I am posing this question looking for practical advice on how to design a system.
Sites like amazon.com and pandora have and maintain huge data sets to run their core business. For example, amazon (and every other major e-commerce site) has millions of products for sale, images of those products, pricing, specifications, etc. etc. etc.
Ignoring the data coming in from 3rd party sellers and the user generated content all that “stuff” had to come from somewhere and is maintained by someone. It’s also incredibly detailed and accurate. How? How do they do it? Is there just an army of data-entry clerks or have they devised systems to handle the grunt work?

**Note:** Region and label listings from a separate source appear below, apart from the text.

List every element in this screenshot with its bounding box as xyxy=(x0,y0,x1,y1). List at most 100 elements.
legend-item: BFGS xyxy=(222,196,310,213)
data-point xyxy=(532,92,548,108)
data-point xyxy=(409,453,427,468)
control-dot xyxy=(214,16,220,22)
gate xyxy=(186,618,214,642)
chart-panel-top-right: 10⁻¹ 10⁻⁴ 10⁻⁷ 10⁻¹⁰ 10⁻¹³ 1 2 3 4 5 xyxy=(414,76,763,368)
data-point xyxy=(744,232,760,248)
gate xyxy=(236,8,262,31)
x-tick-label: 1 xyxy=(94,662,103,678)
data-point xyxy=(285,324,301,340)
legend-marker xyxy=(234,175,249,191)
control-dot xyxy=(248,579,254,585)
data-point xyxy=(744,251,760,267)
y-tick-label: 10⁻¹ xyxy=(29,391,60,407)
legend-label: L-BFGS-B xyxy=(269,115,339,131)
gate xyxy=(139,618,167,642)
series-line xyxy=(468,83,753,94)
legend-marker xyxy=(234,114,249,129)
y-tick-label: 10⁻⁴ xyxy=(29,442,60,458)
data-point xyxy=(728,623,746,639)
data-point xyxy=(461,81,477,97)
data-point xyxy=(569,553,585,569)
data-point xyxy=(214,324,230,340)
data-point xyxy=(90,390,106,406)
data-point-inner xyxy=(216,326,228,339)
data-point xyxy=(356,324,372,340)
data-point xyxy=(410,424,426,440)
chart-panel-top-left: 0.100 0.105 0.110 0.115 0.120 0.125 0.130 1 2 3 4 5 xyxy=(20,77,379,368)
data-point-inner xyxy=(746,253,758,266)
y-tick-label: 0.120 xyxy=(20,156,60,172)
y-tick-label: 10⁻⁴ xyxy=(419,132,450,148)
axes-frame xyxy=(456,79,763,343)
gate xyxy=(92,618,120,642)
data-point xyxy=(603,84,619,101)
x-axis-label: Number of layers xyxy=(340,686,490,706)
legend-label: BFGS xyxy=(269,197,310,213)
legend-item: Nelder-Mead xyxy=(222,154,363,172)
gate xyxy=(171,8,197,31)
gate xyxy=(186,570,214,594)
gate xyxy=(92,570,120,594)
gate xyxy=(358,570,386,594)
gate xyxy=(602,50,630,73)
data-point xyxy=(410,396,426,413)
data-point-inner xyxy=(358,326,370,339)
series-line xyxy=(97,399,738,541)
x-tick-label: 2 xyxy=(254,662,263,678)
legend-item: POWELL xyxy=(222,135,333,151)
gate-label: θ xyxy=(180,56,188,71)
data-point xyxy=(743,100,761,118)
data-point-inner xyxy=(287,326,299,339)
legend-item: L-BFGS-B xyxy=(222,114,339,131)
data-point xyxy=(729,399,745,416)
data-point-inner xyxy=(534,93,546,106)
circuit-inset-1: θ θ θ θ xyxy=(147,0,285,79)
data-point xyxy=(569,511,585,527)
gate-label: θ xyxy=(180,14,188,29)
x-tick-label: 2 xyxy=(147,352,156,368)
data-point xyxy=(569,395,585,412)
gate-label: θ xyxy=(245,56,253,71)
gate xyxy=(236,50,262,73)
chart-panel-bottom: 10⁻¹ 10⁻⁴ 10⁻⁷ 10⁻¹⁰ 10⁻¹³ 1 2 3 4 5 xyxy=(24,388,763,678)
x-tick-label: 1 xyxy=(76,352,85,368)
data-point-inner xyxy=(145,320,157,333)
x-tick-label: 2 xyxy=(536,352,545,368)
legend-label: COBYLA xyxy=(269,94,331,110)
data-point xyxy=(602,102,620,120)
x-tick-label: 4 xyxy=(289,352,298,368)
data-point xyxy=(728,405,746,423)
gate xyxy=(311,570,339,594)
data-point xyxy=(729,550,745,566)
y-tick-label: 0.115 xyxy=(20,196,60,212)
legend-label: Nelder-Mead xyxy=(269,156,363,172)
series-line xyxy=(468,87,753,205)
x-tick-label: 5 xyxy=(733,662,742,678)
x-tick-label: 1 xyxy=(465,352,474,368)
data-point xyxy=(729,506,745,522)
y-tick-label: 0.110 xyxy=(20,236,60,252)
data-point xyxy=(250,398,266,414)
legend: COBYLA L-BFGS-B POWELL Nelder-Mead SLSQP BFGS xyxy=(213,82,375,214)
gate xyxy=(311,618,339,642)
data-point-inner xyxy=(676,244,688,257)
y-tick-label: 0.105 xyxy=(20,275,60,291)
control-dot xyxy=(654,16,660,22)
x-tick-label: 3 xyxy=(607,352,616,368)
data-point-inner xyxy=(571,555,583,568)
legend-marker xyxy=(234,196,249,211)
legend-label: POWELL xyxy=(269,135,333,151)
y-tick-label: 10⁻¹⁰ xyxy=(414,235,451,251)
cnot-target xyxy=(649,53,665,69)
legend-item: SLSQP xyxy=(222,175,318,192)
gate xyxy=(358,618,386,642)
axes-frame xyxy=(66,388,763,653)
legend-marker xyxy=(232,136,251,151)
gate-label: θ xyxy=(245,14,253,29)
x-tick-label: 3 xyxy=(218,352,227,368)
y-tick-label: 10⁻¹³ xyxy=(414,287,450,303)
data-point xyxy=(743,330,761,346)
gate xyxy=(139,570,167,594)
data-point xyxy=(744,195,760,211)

My company is in a similar situation. We maintain a huge (10-of-millions of records) catalog of automotive parts and the cars they fit. We’ve been at it for a while now and have come up with a number of programs and processes to keep our catalog growing and accurate; however, it seems like to grow the catalog to x items we need to grow the team to y.
I need to figure some ways to increase the efficiency of the data team and hopefully I can learn from the work of others. Any suggestions are appreciated, more though would be links to content I could spend some serious time reading.
Use visitors.
Even if you have one person per item, there will be wrong records, and customers will find it. So, let them mark items as “inappropiate” and make a short comment. But don’t forget, they’re not your employees, don’t ask them too much; see Facebook’s “like” button, it’s easy to use, and requires not too much energy from the user. Good performance/price. If there would be a mandatory field in Facebook, which asks “why do you like it?”, no one should use that function.
Visitors also helps you implicite way: they visit item pages, and use search function (I mean both internal search engine and external ones, like Google). You can gain information from visitors’ activity, say, set up the order of the most visited items, then you should concentrate more human forces on the top of the list, and less for the “long tail”.